We’ve continued plugging away at the optical excitation experiment discussed in the Week in the Lab series last year, and have finally managed to get a decent metastable signal out of the thing. The signals are at pressures that are considerably higher than I would like (and quite a bit higher than the turbopump is happy with), but recent results from a colleague at Argonne National Lab suggest that this may well be due to the fact that one of our lasers is operating at much lower power than would be ideal. Still, it’s data, and data are always good.
As always with experimental work, getting preliminary data triggered a bunch more work, including an interesting side trip into the wonderful, annoying world of vacuum technology. We fixed the problem on Thursday, but as is entirely typical of vacuum issues, I don’t feel like I’ve learned anything in the process.
(Details below the fold.)
The basic arrangement of the system looks (schematically) like the figure at left. We have a bottle of krypton gas (“Kr”) with a gas regulator (“X”), which feeds gas into a copper tube, then through a metering valve (“M”) to control the rate of gas flow, and a cut-off valve (“C”) which lets us seal the gas bottle off from the rest of the system (the first metering valve we used could only limit the flow, not cut it off completely). It then flows through some more copper and glass tubing into the main chamber. There’s also a thermocouple gauge (“G”) to monitor the pressure, though it doesn’t go down all that low (there’s an ion gauge on the main chamber that will read down to 10-9 torr or below).

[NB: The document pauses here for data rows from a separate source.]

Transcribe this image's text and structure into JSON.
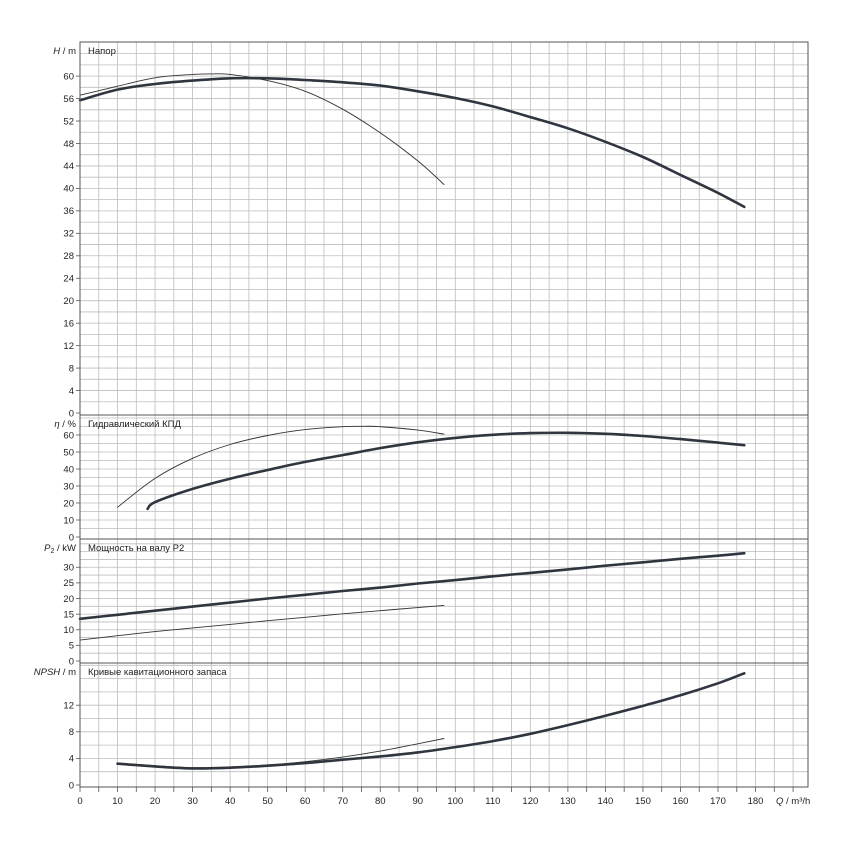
{
  "chart_data": {
    "type": "line",
    "x_axis": {
      "label_q": "Q",
      "label_unit": "m³/h",
      "min": 0,
      "max": 195,
      "ticks": [
        0,
        10,
        20,
        30,
        40,
        50,
        60,
        70,
        80,
        90,
        100,
        110,
        120,
        130,
        140,
        150,
        160,
        170,
        180
      ],
      "grid_step": 5
    },
    "panels": [
      {
        "id": "head",
        "title": "Напор",
        "ylabel_var": "H",
        "ylabel_unit": "m",
        "ylim": [
          0,
          65.5
        ],
        "yticks": [
          0,
          4,
          8,
          12,
          16,
          20,
          24,
          28,
          32,
          36,
          40,
          44,
          48,
          52,
          56,
          60
        ],
        "series": [
          {
            "style": "bold",
            "x": [
              0,
              10,
              20,
              30,
              40,
              50,
              60,
              70,
              80,
              90,
              100,
              110,
              120,
              130,
              140,
              150,
              160,
              170,
              177
            ],
            "y": [
              55.7,
              57.6,
              58.6,
              59.2,
              59.6,
              59.6,
              59.3,
              58.9,
              58.3,
              57.3,
              56.1,
              54.6,
              52.7,
              50.7,
              48.3,
              45.6,
              42.4,
              39.2,
              36.7
            ]
          },
          {
            "style": "thin",
            "x": [
              0,
              10,
              20,
              30,
              35,
              40,
              50,
              60,
              70,
              80,
              90,
              97
            ],
            "y": [
              56.6,
              58.2,
              59.7,
              60.3,
              60.4,
              60.3,
              59.2,
              57.3,
              54.1,
              49.9,
              44.9,
              40.7
            ]
          }
        ]
      },
      {
        "id": "efficiency",
        "title": "Гидравлический КПД",
        "ylabel_var": "η",
        "ylabel_unit": "%",
        "ylim": [
          0,
          70
        ],
        "yticks": [
          0,
          10,
          20,
          30,
          40,
          50,
          60
        ],
        "series": [
          {
            "style": "bold",
            "x": [
              18,
              20,
              30,
              40,
              50,
              60,
              70,
              80,
              90,
              100,
              110,
              120,
              130,
              140,
              150,
              160,
              170,
              177
            ],
            "y": [
              16.5,
              20.5,
              28.3,
              34.3,
              39.4,
              44.2,
              48.2,
              52.3,
              55.7,
              58.3,
              60.1,
              61.1,
              61.3,
              60.7,
              59.4,
              57.6,
              55.5,
              54.0
            ]
          },
          {
            "style": "thin",
            "x": [
              10,
              20,
              30,
              40,
              50,
              60,
              70,
              75,
              80,
              90,
              97
            ],
            "y": [
              17.5,
              34.5,
              46.3,
              54.4,
              59.7,
              63.2,
              64.9,
              65.1,
              64.9,
              62.9,
              60.5
            ]
          }
        ]
      },
      {
        "id": "power",
        "title": "Мощность на валу P2",
        "ylabel_var": "P",
        "ylabel_sub": "2",
        "ylabel_unit": "kW",
        "ylim": [
          0,
          38
        ],
        "yticks": [
          0,
          5,
          10,
          15,
          20,
          25,
          30
        ],
        "series": [
          {
            "style": "bold",
            "x": [
              0,
              10,
              20,
              30,
              40,
              50,
              60,
              70,
              80,
              90,
              100,
              110,
              120,
              130,
              140,
              150,
              160,
              170,
              177
            ],
            "y": [
              13.5,
              14.8,
              16.1,
              17.4,
              18.7,
              20.0,
              21.2,
              22.4,
              23.5,
              24.8,
              25.9,
              27.1,
              28.2,
              29.3,
              30.5,
              31.6,
              32.7,
              33.7,
              34.5
            ]
          },
          {
            "style": "thin",
            "x": [
              0,
              10,
              20,
              30,
              40,
              50,
              60,
              70,
              80,
              90,
              97
            ],
            "y": [
              6.7,
              8.1,
              9.4,
              10.6,
              11.7,
              12.9,
              14.0,
              15.1,
              16.1,
              17.1,
              17.8
            ]
          }
        ]
      },
      {
        "id": "npsh",
        "title": "Кривые кавитационного запаса",
        "ylabel_var": "NPSH",
        "ylabel_unit": "m",
        "ylim": [
          0,
          19
        ],
        "yticks": [
          0,
          4,
          8,
          12
        ],
        "series": [
          {
            "style": "bold",
            "x": [
              10,
              20,
              30,
              40,
              50,
              60,
              70,
              80,
              90,
              100,
              110,
              120,
              130,
              140,
              150,
              160,
              170,
              177
            ],
            "y": [
              3.2,
              2.8,
              2.5,
              2.6,
              2.9,
              3.3,
              3.8,
              4.3,
              4.9,
              5.7,
              6.6,
              7.7,
              9.0,
              10.4,
              11.9,
              13.5,
              15.3,
              16.8
            ]
          },
          {
            "style": "thin",
            "x": [
              10,
              20,
              30,
              40,
              50,
              60,
              70,
              80,
              90,
              97
            ],
            "y": [
              3.3,
              2.9,
              2.6,
              2.7,
              3.0,
              3.5,
              4.2,
              5.1,
              6.2,
              7.0
            ]
          }
        ]
      }
    ]
  }
}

We had this system all set up, and pumped down very nicely (to 10-7 torr, for those who care, which is very good given that there are three compression fittings in the system). Then we decided to upgrade the metering valve, and swapped in a better one from the other vacuum system in the lab. After that, the base pressure was almost a factor of ten higher– still good, but not as good. We had a little adventure with the connections on the valve, though, so it wasn’t too surprising.

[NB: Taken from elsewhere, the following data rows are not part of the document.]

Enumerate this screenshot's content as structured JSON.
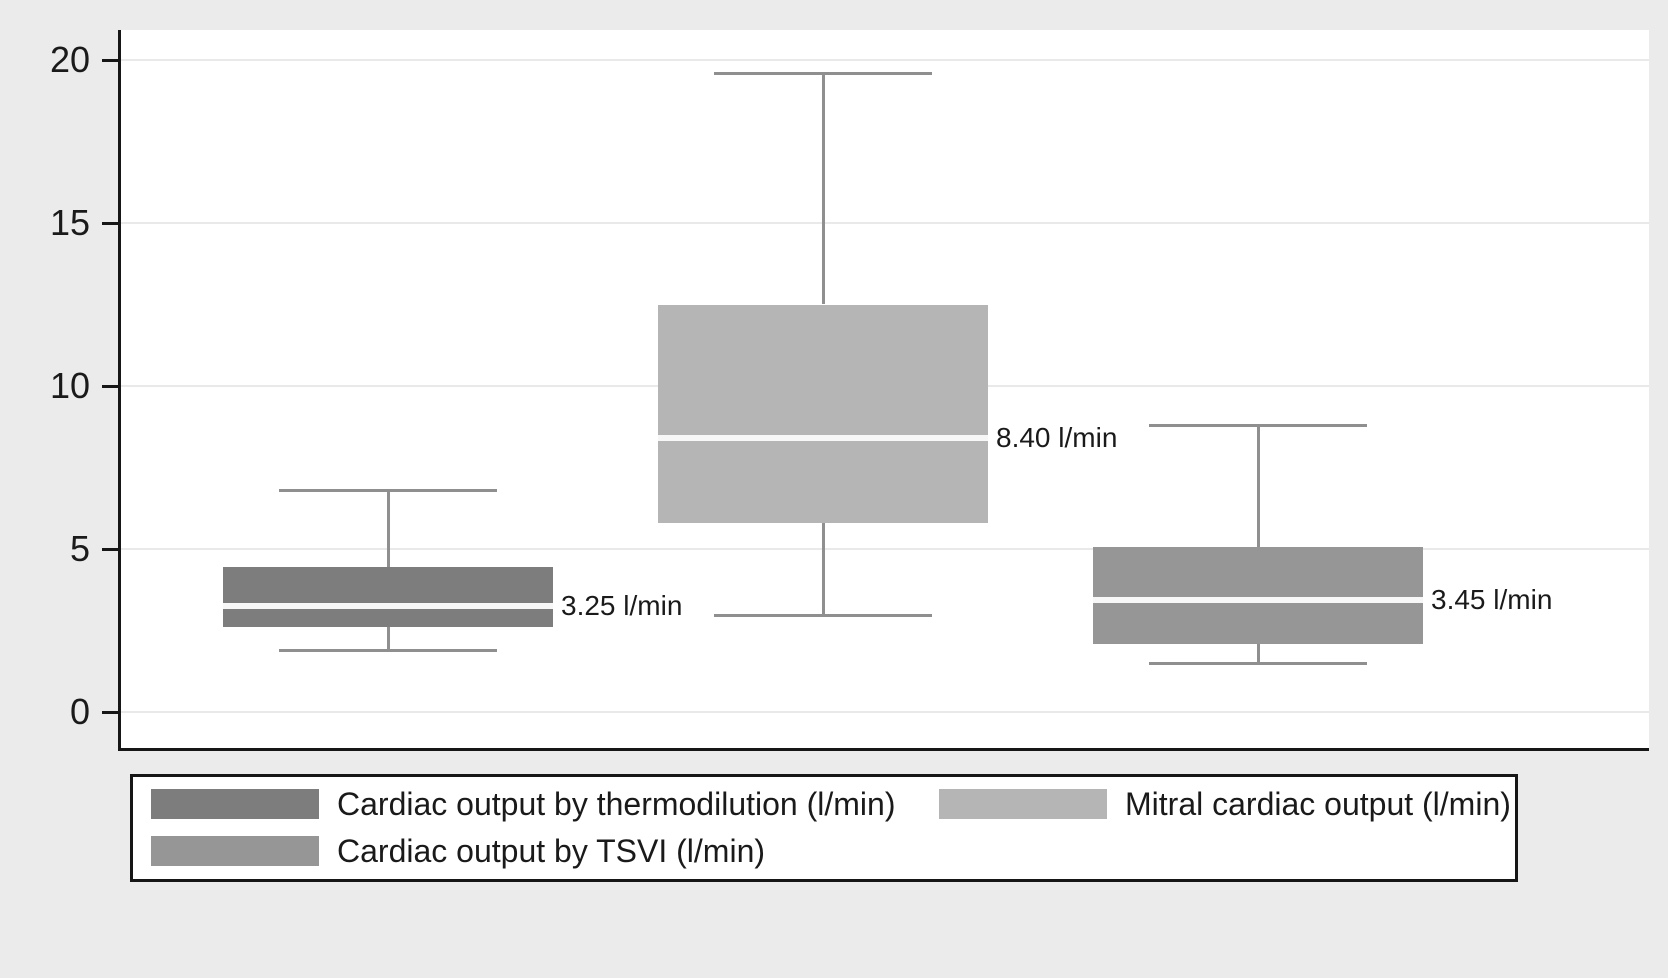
{
  "chart_data": {
    "type": "box",
    "title": "",
    "xlabel": "",
    "ylabel": "",
    "ylim": [
      0,
      20
    ],
    "yticks": [
      0,
      5,
      10,
      15,
      20
    ],
    "grid": true,
    "legend_position": "bottom",
    "series": [
      {
        "name": "Cardiac output by thermodilution (l/min)",
        "color": "#7d7d7d",
        "whisker_low": 1.9,
        "q1": 2.6,
        "median": 3.25,
        "q3": 4.45,
        "whisker_high": 6.8,
        "median_label": "3.25 l/min"
      },
      {
        "name": "Mitral cardiac output (l/min)",
        "color": "#b5b5b5",
        "whisker_low": 2.95,
        "q1": 5.8,
        "median": 8.4,
        "q3": 12.5,
        "whisker_high": 19.6,
        "median_label": "8.40 l/min"
      },
      {
        "name": "Cardiac output by TSVI (l/min)",
        "color": "#969696",
        "whisker_low": 1.5,
        "q1": 2.1,
        "median": 3.45,
        "q3": 5.05,
        "whisker_high": 8.8,
        "median_label": "3.45 l/min"
      }
    ],
    "legend": [
      {
        "label": "Cardiac output by thermodilution (l/min)",
        "color": "#7d7d7d"
      },
      {
        "label": "Mitral cardiac output (l/min)",
        "color": "#b5b5b5"
      },
      {
        "label": "Cardiac output by TSVI (l/min)",
        "color": "#969696"
      }
    ]
  },
  "colors": {
    "page_background": "#ebebeb",
    "plot_background": "#ffffff",
    "gridline": "#e9e9e9",
    "axis": "#161616",
    "whisker": "#8f8f8f",
    "median_line": "#f7f7f7",
    "text": "#1a1a1a",
    "legend_background": "#ffffff",
    "legend_border": "#161616"
  }
}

This week, we did a second upgrade of the metering valve, to put a brand-new valve in the line (the old one had a tendency to stick and then suddenly release, letting way too much gas in), and suddenly, the pressure wasn’t worth a damn. With both valves open, it wouldn’t get below 10-5 torr, which is Not Very Good. And there was no obvious reason for it.
A little poking around suggested a leak between the gas bottle and the metering valve, which was about two feet of copper tubing with Swagelock fittings on both ends. Closing the cut-off valve brought the pressure all the way down to 10-7 torr, while closing the metering valve saw the pressure drop to the high 10-7 range, and then creep back up toward 10-5, consistent with the valve not closing all the way. I closed things off, removed that tube, and reconnected it, and it made no difference. I tightened down all the connections on that tube, but didn’t manage to make the vacuum better. I did manage to crank one of the connectors down hard enough that it cut the end of the tube off, but never saw any improvement in the vacuum. Putting a brand new connector on didn’t help, either.

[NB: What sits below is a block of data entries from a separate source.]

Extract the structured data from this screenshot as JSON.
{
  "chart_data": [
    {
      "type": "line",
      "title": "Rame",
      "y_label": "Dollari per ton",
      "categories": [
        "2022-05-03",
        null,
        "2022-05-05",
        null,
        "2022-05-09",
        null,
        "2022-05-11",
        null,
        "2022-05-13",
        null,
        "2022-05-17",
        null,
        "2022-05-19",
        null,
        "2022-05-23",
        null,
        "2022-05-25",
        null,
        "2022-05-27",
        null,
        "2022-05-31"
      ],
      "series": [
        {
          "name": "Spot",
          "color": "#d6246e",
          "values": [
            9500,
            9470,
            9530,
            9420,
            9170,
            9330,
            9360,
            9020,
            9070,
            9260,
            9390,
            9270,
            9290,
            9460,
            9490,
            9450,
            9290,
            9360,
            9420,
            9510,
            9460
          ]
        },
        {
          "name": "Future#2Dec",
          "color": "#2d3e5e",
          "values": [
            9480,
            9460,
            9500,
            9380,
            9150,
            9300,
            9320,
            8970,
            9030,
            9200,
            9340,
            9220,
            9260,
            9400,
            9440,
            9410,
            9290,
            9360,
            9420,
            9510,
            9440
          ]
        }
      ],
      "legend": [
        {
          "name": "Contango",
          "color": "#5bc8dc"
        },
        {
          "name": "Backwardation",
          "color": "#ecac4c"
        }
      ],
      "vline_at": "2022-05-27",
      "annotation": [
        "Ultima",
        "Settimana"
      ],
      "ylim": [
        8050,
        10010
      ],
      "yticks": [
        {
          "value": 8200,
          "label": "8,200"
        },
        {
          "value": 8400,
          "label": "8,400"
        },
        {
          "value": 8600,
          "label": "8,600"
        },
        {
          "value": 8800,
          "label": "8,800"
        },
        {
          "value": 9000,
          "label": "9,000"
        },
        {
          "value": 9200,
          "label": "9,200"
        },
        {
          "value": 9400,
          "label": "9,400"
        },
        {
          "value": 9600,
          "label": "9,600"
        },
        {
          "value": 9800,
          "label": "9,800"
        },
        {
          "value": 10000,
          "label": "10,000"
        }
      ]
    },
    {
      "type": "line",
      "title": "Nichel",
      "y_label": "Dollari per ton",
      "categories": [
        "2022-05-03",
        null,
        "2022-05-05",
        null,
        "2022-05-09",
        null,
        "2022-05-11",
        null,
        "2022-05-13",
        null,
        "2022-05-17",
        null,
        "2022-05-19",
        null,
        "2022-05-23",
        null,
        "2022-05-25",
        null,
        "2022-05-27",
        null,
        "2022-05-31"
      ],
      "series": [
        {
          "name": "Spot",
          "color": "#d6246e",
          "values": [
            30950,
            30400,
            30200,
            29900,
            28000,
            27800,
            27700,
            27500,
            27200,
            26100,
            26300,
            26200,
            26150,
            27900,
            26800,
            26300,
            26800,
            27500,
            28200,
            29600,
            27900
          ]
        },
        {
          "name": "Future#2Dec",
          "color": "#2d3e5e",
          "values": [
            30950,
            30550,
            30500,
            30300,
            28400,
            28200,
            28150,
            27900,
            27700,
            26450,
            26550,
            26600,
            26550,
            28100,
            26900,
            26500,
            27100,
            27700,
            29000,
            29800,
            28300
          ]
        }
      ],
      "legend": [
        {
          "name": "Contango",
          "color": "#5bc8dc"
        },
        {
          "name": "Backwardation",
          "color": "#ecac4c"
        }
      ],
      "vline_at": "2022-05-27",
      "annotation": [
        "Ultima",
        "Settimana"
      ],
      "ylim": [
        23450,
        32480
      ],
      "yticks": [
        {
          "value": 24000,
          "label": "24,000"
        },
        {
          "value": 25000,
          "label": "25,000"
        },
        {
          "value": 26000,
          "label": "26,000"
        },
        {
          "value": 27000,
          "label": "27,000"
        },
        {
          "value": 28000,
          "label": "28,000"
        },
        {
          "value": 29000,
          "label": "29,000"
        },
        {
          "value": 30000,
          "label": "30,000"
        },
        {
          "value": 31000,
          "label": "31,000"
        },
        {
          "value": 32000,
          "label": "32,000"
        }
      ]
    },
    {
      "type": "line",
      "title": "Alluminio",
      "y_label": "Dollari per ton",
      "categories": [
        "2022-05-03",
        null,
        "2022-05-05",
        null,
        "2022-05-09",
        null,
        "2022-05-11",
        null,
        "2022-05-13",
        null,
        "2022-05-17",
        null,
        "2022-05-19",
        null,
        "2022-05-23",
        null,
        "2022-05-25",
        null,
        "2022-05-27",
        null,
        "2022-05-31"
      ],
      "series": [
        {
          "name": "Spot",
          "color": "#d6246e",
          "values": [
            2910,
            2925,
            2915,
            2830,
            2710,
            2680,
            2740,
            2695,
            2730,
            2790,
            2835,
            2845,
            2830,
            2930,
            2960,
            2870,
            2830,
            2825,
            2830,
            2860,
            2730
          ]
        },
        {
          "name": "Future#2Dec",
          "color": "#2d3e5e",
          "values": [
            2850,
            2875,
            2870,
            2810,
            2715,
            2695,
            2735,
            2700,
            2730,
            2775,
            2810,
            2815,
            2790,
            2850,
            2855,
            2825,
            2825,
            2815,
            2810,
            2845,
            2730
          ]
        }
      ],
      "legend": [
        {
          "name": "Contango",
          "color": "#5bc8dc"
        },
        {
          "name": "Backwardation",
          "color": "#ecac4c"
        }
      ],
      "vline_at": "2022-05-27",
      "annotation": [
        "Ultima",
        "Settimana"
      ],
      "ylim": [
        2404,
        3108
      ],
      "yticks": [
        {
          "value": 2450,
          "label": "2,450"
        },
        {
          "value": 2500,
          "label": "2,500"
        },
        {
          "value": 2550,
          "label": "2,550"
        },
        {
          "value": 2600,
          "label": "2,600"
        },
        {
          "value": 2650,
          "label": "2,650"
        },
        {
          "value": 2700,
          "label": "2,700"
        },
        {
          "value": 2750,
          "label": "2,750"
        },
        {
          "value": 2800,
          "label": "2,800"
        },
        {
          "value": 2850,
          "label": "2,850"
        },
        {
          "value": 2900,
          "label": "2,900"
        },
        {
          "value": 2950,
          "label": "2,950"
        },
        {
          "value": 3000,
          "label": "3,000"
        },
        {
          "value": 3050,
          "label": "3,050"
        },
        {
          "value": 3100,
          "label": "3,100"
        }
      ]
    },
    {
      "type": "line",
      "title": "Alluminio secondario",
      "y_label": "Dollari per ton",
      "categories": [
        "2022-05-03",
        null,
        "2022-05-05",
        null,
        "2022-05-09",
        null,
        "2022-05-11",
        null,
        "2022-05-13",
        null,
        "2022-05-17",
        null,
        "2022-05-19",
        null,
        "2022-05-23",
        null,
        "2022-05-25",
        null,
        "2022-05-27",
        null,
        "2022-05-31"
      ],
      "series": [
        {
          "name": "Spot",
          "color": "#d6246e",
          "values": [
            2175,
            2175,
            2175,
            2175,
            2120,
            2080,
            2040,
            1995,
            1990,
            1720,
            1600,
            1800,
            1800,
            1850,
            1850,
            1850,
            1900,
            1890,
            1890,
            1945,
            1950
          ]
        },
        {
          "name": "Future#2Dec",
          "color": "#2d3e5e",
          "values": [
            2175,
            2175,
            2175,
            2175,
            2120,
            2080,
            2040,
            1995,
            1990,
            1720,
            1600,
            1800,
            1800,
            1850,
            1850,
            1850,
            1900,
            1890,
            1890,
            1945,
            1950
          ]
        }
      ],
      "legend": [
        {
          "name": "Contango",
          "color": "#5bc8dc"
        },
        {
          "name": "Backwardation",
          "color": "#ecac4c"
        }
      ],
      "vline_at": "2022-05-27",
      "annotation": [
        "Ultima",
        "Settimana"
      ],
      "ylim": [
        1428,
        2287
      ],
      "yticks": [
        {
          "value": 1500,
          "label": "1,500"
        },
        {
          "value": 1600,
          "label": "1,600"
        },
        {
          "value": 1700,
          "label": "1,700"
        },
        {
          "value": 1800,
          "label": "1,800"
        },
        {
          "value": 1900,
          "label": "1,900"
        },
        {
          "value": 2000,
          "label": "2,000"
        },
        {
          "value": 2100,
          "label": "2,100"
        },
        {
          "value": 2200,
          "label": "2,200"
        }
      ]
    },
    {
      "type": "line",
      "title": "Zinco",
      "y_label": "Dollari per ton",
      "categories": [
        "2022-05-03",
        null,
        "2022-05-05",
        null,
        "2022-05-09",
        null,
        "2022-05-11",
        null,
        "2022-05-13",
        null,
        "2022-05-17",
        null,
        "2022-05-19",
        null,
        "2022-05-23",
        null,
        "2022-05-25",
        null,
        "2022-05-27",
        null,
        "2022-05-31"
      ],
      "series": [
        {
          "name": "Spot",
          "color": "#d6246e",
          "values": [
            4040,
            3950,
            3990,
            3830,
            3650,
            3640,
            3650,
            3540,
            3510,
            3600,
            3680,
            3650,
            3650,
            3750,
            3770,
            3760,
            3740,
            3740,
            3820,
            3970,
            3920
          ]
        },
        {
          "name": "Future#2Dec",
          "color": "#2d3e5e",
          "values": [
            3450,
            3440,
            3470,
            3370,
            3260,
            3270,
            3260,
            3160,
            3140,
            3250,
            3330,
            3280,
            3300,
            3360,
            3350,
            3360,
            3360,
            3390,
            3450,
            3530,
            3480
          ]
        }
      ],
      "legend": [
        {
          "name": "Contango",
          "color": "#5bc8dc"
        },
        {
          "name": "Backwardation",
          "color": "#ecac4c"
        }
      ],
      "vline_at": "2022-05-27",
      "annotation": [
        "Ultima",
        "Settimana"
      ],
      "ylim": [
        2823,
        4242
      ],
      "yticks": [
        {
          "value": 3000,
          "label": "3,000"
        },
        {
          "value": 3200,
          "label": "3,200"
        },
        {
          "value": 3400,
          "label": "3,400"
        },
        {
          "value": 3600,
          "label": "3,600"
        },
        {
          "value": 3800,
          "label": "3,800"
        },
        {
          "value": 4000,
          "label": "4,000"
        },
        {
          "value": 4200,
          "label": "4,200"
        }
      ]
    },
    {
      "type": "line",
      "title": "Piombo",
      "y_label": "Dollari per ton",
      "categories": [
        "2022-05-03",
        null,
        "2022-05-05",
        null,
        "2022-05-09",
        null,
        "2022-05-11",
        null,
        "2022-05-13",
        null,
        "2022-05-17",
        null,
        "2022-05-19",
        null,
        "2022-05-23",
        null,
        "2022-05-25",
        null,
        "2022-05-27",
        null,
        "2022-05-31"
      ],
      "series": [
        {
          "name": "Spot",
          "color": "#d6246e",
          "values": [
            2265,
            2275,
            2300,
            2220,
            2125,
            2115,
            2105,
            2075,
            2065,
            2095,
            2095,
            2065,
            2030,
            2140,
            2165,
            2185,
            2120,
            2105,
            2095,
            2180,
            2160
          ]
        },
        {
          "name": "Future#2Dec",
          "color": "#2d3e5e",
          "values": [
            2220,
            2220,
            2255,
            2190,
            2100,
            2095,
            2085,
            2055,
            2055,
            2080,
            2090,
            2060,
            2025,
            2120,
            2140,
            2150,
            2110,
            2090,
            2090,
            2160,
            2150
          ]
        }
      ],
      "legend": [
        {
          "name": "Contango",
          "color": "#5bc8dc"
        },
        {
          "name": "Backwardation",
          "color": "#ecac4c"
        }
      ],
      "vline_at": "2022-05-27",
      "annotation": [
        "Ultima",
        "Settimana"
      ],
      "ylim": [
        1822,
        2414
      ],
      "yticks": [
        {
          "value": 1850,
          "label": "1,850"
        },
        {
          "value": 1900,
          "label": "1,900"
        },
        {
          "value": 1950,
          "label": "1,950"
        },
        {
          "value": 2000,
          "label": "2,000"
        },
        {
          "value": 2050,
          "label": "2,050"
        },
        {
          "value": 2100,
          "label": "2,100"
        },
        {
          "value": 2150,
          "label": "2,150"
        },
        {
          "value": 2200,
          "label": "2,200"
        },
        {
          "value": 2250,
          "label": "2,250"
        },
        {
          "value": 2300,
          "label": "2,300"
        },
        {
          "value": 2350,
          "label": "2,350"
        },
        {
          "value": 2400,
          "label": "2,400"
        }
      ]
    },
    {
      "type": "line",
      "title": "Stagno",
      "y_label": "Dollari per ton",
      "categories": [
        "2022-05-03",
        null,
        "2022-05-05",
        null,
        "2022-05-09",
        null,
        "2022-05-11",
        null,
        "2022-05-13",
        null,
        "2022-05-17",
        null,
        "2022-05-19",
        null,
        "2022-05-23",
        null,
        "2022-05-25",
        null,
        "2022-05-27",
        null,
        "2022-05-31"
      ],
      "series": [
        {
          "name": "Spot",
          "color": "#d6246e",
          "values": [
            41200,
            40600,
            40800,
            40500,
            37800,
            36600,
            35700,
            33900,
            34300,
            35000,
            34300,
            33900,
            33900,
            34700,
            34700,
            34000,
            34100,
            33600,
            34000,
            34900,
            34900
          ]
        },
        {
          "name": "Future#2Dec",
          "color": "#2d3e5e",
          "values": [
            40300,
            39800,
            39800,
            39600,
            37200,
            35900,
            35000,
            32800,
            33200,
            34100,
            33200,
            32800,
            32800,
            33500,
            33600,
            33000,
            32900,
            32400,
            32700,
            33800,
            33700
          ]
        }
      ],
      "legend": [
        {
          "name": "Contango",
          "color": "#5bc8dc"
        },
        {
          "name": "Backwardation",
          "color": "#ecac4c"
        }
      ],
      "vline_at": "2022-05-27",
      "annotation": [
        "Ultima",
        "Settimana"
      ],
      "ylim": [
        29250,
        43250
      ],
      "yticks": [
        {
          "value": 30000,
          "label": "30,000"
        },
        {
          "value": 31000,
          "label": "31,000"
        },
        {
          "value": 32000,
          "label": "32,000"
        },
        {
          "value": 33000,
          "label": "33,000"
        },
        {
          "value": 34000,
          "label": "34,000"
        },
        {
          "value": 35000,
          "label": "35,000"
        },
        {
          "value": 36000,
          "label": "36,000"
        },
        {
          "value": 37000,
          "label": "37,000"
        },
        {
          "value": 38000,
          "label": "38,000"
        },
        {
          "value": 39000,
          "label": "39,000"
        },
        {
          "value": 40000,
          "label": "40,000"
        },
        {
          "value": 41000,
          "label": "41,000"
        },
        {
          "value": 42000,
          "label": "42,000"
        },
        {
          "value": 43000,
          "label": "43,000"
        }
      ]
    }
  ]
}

Finally, I got disgusted with the whole thing, and told my student to just replace the whole thing– take a fresh piece of copper tubing, put two new connectors on the ends, and try that. And damn if it didn’t work. We had shut down the turbo by that point, but the mechanical pump by itself took the pressure down below where the thermocouple gauge would read, when it hadn’t gone below 50 millitorr with the old tubing.
This ate the entire afternoon, and I still have no idea what the problem was, or why replacing the copper tube fixed it. The tube was moved around quite a bit during the various upgrades, but there were no visible kinks or damage, and the connections on both ends were replaced. There must be some pinhole leak somewhere in the middle of the tube, but I can’t see where or how.
Such are the joys of experimental atomic physics. On the bright side, my student says everything’s working nicely, so we should be able to get some good data tomorrow. Unless something else decides to stop working for no apparent reason…
Gosh, things don’t change at all. Back when I was serving a failed apprenticeship in atomic physics at least we had something called a leak detector, which was essentially a single-purpose mass spec and a tank of helium. Watch the fun when it runs out that the block of steel from which part of the apparatus was machined is, uh, porous.
But at least you’re not working in a lab with so much stray RF running around that your pump laser output goes unstable…
Just cover the whole thing up with a 1/4″ layer of Torr-Seal. During a previous incarnation as an experimentalist, I did that once with a chamber about a foot tall, 4″ radius. Looked like the Michelin man, but I got the data, finished my report, and went theory all the way and never looked back!